For those who have filed, the data below highlights key trends for this year’s tax season, from demographics of tax filers, to what credits and deductions are being most utilized:
- To date, millennials and Gen Y is leading the pack when it comes to filing their taxes (41.2 per cent of overall tax filers). Gen X is next (30.1 per cent), followed by Baby Boomers (20.5 per cent).
- Manitoba is the most charitable province with 34.40 per cent of its residents having filed credits for donations (vs. National Average of 28.05 per cent). The average donation amount claimed is $1,255.84.
- 46.3 per cent of Gen Xers have contributed to their RRSPs, followed by 36.1 per cent of Baby Boomers. The average contribution amount for all demographics is $5,151.53.
The top five deductions claimed by Canadians include:
- Employment amount (84.7 per cent)
- CPP/EI (81.8 per cent)
- Medical expenses (12.8 per cent)
- Transit passes (12.5 per cent)
- Spousal/dependent amount (12.0 per cent)
Your tax return needs to be filed by April 30, and your payment has to be received by the CRA on or before the deadline. If you are sending you payment by mail, the envelope with the cheque has to be postmarked on or before April 30.
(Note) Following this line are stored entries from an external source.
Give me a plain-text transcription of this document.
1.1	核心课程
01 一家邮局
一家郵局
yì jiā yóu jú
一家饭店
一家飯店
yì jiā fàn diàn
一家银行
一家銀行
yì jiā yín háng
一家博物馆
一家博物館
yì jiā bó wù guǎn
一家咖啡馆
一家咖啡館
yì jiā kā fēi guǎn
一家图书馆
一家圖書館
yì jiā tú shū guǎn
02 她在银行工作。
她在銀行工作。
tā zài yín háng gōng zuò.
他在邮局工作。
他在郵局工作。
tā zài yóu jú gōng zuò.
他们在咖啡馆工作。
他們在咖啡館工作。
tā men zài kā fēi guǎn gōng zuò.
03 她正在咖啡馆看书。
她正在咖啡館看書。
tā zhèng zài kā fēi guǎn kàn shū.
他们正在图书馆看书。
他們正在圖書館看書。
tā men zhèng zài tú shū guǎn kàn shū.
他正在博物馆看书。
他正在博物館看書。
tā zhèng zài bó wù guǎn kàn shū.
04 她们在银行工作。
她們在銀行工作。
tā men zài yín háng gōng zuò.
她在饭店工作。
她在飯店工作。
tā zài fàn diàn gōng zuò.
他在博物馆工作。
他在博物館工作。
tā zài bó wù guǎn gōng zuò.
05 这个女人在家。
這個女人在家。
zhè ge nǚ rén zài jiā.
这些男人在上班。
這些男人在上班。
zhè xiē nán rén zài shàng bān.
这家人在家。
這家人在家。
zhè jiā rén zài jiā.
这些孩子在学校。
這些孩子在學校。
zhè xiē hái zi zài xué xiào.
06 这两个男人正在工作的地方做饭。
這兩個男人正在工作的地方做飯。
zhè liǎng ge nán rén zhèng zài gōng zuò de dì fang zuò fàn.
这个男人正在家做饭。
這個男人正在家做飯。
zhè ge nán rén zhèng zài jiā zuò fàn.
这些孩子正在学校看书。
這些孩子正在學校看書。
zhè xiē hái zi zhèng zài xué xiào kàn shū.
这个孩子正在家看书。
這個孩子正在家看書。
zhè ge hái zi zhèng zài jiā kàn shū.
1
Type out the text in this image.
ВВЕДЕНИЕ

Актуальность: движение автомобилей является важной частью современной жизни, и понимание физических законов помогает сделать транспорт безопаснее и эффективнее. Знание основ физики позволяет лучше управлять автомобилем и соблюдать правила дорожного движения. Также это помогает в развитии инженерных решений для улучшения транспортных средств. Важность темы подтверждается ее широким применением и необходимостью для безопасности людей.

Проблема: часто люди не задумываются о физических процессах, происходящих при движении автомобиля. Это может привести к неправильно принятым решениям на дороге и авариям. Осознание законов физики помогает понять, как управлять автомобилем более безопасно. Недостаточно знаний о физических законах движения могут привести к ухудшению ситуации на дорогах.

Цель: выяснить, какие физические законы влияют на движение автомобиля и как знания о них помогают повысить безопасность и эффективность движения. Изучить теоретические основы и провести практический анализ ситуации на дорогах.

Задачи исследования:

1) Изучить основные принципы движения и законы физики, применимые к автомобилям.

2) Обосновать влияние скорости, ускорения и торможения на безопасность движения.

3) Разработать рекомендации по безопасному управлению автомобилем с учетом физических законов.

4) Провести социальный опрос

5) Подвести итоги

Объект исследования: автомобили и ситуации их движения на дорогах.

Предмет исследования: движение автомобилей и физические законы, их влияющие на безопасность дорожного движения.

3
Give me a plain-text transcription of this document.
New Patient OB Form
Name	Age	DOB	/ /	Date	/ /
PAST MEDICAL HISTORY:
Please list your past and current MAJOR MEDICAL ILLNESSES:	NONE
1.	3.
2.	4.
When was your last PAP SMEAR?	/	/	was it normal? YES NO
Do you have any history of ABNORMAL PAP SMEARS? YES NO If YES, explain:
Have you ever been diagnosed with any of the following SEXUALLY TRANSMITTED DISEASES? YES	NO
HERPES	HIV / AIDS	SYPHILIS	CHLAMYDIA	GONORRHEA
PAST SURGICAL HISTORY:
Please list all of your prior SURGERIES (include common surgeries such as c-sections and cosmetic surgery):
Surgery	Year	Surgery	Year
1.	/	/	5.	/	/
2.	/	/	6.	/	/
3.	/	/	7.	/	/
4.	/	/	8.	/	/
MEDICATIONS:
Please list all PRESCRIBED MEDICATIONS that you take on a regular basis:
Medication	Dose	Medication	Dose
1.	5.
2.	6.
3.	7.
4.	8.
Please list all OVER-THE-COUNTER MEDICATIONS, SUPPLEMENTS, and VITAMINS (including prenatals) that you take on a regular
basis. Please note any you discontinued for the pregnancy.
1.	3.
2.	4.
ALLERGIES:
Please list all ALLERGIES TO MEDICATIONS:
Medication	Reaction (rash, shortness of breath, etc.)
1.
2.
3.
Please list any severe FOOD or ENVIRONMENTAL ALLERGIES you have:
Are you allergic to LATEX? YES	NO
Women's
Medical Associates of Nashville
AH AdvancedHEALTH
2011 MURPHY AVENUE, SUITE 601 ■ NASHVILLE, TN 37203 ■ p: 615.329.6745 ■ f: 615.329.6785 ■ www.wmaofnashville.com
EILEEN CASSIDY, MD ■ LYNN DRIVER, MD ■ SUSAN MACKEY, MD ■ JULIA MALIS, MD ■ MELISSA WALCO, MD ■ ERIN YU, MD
The penalties for filing your tax return late can be quite steep if you have a balance owing. If you owe tax, the CRA charges you a late filing penalty. The penalty is 5 per cent of your balance owing, plus an additional one per cent of your balance owing for each month your tax return is late, up to a maximum of 12 months.
As with your credit card bill, if you cannot afford to pay the full balance that you owe, consider paying at least a portion. That way, you avoid costly late filing penalties.